Nessuno sa del mio ritorno a Ilha Itaparica ed è bello ritrovare tutte le persone conosciute, in particolare Kilian che ha poco e niente dei geni tedeschi e si illumina quando mi vede apparire all’orizzonte. “È il giorno di Natale e stasera ci sarà la luna piena, un bellissimo regalo averti ancora qui”, mi sussurra avvolgendomi in un caldo abbraccio. Johanna, la figlia tredicenne di Tony, metà argentina e metà brasiliana, mi salta addosso e mi stringe fino a togliermi il fiato. Mi sento piena di amore, un amore incondizionato, e sono felice.
Alle 18.00 il ristorante chiude e ci avviamo tutti quanti al pueblo vicino, Itaparica, dove ci sarà la festa di Natale. In mezzo alla pista la gente si dimena scalmanata al ritmo della samba e ci trascina in questo vortice vertiginoso di corpi sudati che hanno la musica nel sangue.
Lontani da Salvador, dove si vive sempre in stato di allerta, dimentichiamo di essere in Brasile e ci allontaniamo in cerca di un po’ di tranquillità. Nessuno di noi tre è un viaggiatore in erba ma tutti sentiamo la stessa piacevole sensazione di pace e tranquillità. La luna piena illumina il cammino traendoci in inganno e conducendoci laddove il lupo ci attende in agguato.
Completamente persa nell’atmosfera magica della notte di Natale, non realizzo subito quel che sta accadendo attorno a me. “Questa è una rapina, state tranquilli con le mani alzate e non vi succederà nulla!” Apro gli occhi e mi accorgo che siamo circondati: tre ragazzi, di cui uno con una pistola puntata contro di noi.
Sono incredula, mi sembra di essere la comparsa di un film. Ma non è un film, è la realtà. Kilian e Chris si svegliano grazie a una sberla in pieno volto mentre io mi trovo una lama di trenta centimetri puntata alla gola. Inutile dire che ci perquisiscono da capo a fondo e si portano via il cellulare e i 20 euro che abbiamo addosso per passare la serata.

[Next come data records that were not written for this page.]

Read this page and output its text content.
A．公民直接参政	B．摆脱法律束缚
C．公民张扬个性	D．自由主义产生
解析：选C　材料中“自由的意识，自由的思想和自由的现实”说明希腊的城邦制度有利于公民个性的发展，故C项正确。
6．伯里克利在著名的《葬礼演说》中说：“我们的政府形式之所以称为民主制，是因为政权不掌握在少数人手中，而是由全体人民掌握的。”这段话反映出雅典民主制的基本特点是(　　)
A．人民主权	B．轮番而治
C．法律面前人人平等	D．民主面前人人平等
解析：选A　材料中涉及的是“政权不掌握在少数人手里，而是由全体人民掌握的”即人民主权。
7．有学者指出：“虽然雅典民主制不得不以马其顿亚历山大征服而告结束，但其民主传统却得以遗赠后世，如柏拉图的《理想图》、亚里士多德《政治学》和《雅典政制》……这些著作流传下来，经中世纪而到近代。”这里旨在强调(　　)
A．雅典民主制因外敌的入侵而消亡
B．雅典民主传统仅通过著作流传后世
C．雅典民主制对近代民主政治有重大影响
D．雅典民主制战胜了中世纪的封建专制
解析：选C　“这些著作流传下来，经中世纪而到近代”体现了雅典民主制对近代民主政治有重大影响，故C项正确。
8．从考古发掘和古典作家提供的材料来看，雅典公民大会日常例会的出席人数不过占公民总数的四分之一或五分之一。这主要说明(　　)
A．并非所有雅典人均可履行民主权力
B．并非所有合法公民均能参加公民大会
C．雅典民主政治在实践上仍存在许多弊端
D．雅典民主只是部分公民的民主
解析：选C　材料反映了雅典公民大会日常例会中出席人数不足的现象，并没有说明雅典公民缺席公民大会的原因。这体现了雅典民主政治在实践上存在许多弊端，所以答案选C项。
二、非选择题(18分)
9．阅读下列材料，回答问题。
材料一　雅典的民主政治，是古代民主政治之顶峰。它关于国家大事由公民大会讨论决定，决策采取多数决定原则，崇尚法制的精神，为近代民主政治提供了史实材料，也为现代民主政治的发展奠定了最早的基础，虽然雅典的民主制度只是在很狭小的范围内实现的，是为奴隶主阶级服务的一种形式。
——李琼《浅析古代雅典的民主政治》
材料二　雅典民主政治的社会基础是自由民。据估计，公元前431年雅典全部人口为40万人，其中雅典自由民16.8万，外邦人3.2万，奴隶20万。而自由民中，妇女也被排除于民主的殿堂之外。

Ma siamo fortunati che non ci abbiano fatto altro, ci dice un rastaman che, sapendoci senza soldi, ci sovvenziona la festa a base di clavinho.
Già, perché quando i malandrini se ne vanno, noi torniamo in mezzo alla gente. Inutile piangere sul latte versato. “A gente foi idiota” ci diciamo all’unisono scoppiando a ridere. “Siamo qui per divertirci? Divertiamoci!”
E così passiamo quattro ore in allegria con i locali che messi al corrente dell’accaduto ci offrono di tutto. Nessuno si sorprende del fatto che ci abbiano rapinati, è una cosa assolutamente all’ordine del giorno a Salvador! E la buena onda che si respira è talmente forte che nel giro di pochi minuti dimentico la lama sul mio collo, la paura, l’angoscia, e mi lascio andare totalmente e incondizionatamente. Non voglio che questa brutta storia mi cambi l’onda, che mi rovini il viaggio, che mi impedisca di vivere questo sogno.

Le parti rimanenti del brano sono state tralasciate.